If you own a piece of land and have failed to drill a well for water before now, you might be up a creek without any water (subscription):
A state court this week threw out New Mexicans’ longstanding legal right to drill a domestic water well without having to worry about whether it would leave less water for their neighbors.
The ruling is a victory for activists who say that uncontrolled domestic well drilling poses a long-term threat to New Mexico’s ability to manage its dwindling water supples. But the details of how the ruling will affect developers who rely on domestic wells to supply the homes they build is unclear, experts said Friday.
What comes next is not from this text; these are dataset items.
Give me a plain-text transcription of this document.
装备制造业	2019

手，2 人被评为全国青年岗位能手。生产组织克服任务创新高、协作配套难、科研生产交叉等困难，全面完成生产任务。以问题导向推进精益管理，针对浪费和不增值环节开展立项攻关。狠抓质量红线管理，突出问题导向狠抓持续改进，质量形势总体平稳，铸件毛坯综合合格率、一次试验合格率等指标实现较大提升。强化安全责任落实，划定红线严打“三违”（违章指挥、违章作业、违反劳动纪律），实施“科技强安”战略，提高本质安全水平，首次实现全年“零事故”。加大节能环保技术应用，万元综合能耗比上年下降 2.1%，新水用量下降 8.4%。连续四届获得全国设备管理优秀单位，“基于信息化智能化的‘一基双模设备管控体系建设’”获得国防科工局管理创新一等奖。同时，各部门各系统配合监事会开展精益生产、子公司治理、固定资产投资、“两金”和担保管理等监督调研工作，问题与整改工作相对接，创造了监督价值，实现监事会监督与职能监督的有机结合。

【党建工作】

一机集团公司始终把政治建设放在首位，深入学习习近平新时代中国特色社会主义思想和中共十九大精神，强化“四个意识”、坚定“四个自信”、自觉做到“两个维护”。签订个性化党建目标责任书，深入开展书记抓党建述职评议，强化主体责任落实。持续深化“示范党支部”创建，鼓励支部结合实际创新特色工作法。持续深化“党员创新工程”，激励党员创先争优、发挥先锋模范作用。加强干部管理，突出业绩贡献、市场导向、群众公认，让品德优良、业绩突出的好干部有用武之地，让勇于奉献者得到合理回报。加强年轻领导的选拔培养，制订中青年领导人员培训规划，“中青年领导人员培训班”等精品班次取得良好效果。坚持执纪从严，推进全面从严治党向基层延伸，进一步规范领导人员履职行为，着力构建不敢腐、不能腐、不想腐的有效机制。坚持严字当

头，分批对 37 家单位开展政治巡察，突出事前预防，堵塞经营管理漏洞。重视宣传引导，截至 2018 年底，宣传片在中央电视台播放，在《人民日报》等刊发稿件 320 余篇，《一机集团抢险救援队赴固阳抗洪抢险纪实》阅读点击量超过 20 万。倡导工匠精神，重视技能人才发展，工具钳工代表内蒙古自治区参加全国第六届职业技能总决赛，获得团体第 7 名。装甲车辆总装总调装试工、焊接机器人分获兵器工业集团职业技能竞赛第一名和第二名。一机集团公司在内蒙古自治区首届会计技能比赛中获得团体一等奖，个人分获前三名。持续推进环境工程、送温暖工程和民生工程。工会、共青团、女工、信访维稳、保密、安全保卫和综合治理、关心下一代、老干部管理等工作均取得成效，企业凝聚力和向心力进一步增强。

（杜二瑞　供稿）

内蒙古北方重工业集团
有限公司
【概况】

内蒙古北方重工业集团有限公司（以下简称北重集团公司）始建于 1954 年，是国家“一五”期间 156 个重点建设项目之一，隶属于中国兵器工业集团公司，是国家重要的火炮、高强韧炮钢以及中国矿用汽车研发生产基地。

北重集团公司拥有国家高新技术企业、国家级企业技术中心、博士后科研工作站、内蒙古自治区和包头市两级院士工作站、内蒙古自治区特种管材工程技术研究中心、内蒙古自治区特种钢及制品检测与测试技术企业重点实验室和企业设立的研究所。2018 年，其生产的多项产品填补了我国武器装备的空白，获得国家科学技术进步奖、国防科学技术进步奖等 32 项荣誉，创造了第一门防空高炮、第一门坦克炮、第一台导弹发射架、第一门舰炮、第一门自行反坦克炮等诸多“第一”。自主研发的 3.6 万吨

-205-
The automatic right to a domestic well, Judge J.C. Robinson of the Sixth Judicial District Court in Silver City concluded, conflicts with the historic Western principle, written into the New Mexico constitution, that the first users of water in a region have the highest priority water rights.
What is bizarre about this case is that it is the result of a lawsuit brought against the State Engineers office. Why is that bizarre? Well, the defendant in this case, the State Engineer, was probably thrilled to lose the case:
Gov. Bill Richardson and the state’s top water boss will use their administrative powers to limit new domestic wells after the failure of legislation to accomplish the same goal.
“We will do something,” said Bill Hume, Richardson’s senior policy adviser. “The governor’s serious. The question’s not if but how.”
Something is fishy here. The State Engineer has successfully lost a case that now requires them to limit new domestic wells – something they’ve been trying to do for years.